症状を受け入れきれていない事もありますが、誰もが100パーセントの受け入れなどはできません。回復に100パーセントの受け入れはできなくても大丈夫。

 

しかしながら、安全安心欲求、コントロール欲求が監視活動の手を緩められない要因なので、実況中継法としては…

 

「安心していたいのね、そんな自分に気が付いているよ」

 

「万が一のために、コントロールしたい、コントロールできる状態にしておきたいのね、そんな自分に気が付いています」

 

と気付きを入れていくようにしてください。

 

(この根本にある「欲求」への理解は、「セドナメソッド」を勉強してみてもよいでしょう。詳しくはホームページの「おすすめの本」に掲載してありますので、書籍の購入の参考にしてみてください。また当ブログ、YouTubeにおいても「セドナメソッド」については講義していく予定ですから、参考書籍として購入しておいていただくと良いかと思いますよ)

 

パニック発作が改善されていても、心の何処かでは、まだ再発を怖れる自分はいるものです。
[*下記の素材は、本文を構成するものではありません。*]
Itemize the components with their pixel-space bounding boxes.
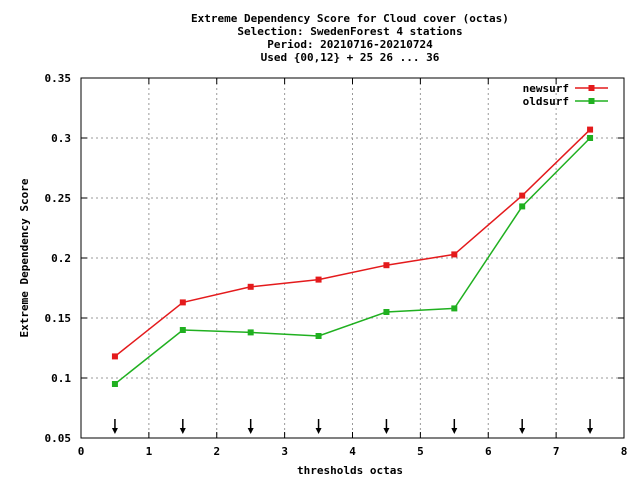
x-tick-label: 6 (485, 445, 492, 458)
data-point-oldsurf (247, 329, 254, 336)
threshold-arrow-icon (587, 419, 594, 434)
threshold-arrow-icon (519, 419, 526, 434)
title-line-1: Extreme Dependency Score for Cloud cover… (191, 12, 509, 25)
x-tick-label: 0 (78, 445, 85, 458)
y-tick-label: 0.25 (45, 192, 72, 205)
threshold-arrows (111, 419, 594, 434)
legend-marker-oldsurf (588, 98, 595, 104)
data-point-newsurf (451, 251, 458, 258)
data-point-oldsurf (315, 333, 322, 339)
title-line-2: Selection: SwedenForest 4 stations (237, 25, 462, 38)
data-point-newsurf (247, 283, 254, 290)
legend-marker-newsurf (588, 85, 595, 91)
data-point-newsurf (315, 276, 322, 283)
data-point-newsurf (587, 126, 594, 133)
series-line-newsurf (114, 129, 591, 357)
series-line-oldsurf (114, 137, 591, 385)
threshold-arrow-icon (315, 419, 322, 434)
threshold-arrow-icon (179, 419, 186, 434)
data-point-newsurf (179, 299, 186, 306)
axis-ticks: 0 1 2 3 4 5 6 7 8 0.05 0.1 0.15 0.2 0.25 0.3 0.35 (45, 72, 628, 458)
threshold-arrow-icon (451, 419, 458, 434)
grid (81, 78, 624, 438)
x-tick-label: 2 (213, 445, 220, 458)
data-point-oldsurf (383, 309, 390, 315)
y-tick-label: 0.35 (45, 72, 72, 85)
data-point-newsurf (383, 262, 390, 269)
y-tick-label: 0.05 (45, 432, 72, 445)
threshold-arrow-icon (383, 419, 390, 434)
data-point-oldsurf (179, 327, 186, 333)
x-axis-label: thresholds octas (297, 464, 403, 477)
x-tick-label: 7 (553, 445, 560, 458)
y-tick-label: 0.3 (51, 132, 71, 145)
y-tick-label: 0.2 (51, 252, 71, 265)
series-group (111, 126, 594, 387)
y-tick-label: 0.1 (51, 372, 71, 385)
legend-label-newsurf: newsurf (523, 82, 569, 95)
data-point-newsurf (519, 192, 526, 199)
title-line-4: Used {00,12} + 25 26 ... 36 (261, 51, 440, 64)
y-tick-label: 0.15 (45, 312, 72, 325)
x-tick-label: 4 (349, 445, 356, 458)
x-tick-label: 8 (621, 445, 628, 458)
data-point-oldsurf (587, 135, 594, 141)
x-tick-label: 1 (146, 445, 153, 458)
y-axis-label: Extreme Dependency Score (18, 178, 31, 337)
data-point-oldsurf (519, 203, 526, 210)
x-tick-label: 3 (281, 445, 288, 458)
title-line-3: Period: 20210716-20210724 (267, 38, 433, 51)
x-tick-label: 5 (417, 445, 424, 458)
chart-title: Extreme Dependency Score for Cloud cover… (191, 12, 509, 64)
data-point-oldsurf (111, 381, 118, 387)
data-point-oldsurf (451, 305, 458, 312)
threshold-arrow-icon (247, 419, 254, 434)
threshold-arrow-icon (111, 419, 118, 434)
data-point-newsurf (111, 353, 118, 360)
legend-label-oldsurf: oldsurf (523, 95, 569, 108)
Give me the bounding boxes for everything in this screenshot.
そうした密かに今だに心配している「体験からの回避」、そして「お守り」としての薬、この2点は受け入れと、監視活動の邪魔になります。この2点に対するアプローチを練習の課題として、まだしばらく行なっていく必要があるように思います。

 

また先ほどの欲求への気付きが今後の課題となるでしょう。実況中継法による欲求への気付き、セドナメソッドによる欲求への理解と手放しを練習に組み込むと良いでしょう。

 

課題がまだあることに落胆する必要はありません。まだのりしろが有る分、さらなる回復の可能性があるのですからね。

 

しかしながら、ここまでよく粘り強くやってきましたね。あなたの努力、心がけが今日までの自分を生み出してきました。それは自信を持っていいですからね。

 

久しぶりではありますが、再度のカウンセリングをお勧めします。進捗状況のチェック、答え合わせにもカウンセリングは有効ですよ。

今回の事を踏まえ、理解を深めるために練習の再開、継続を淡々としていただき、今後に生かしていかれますよう期待します。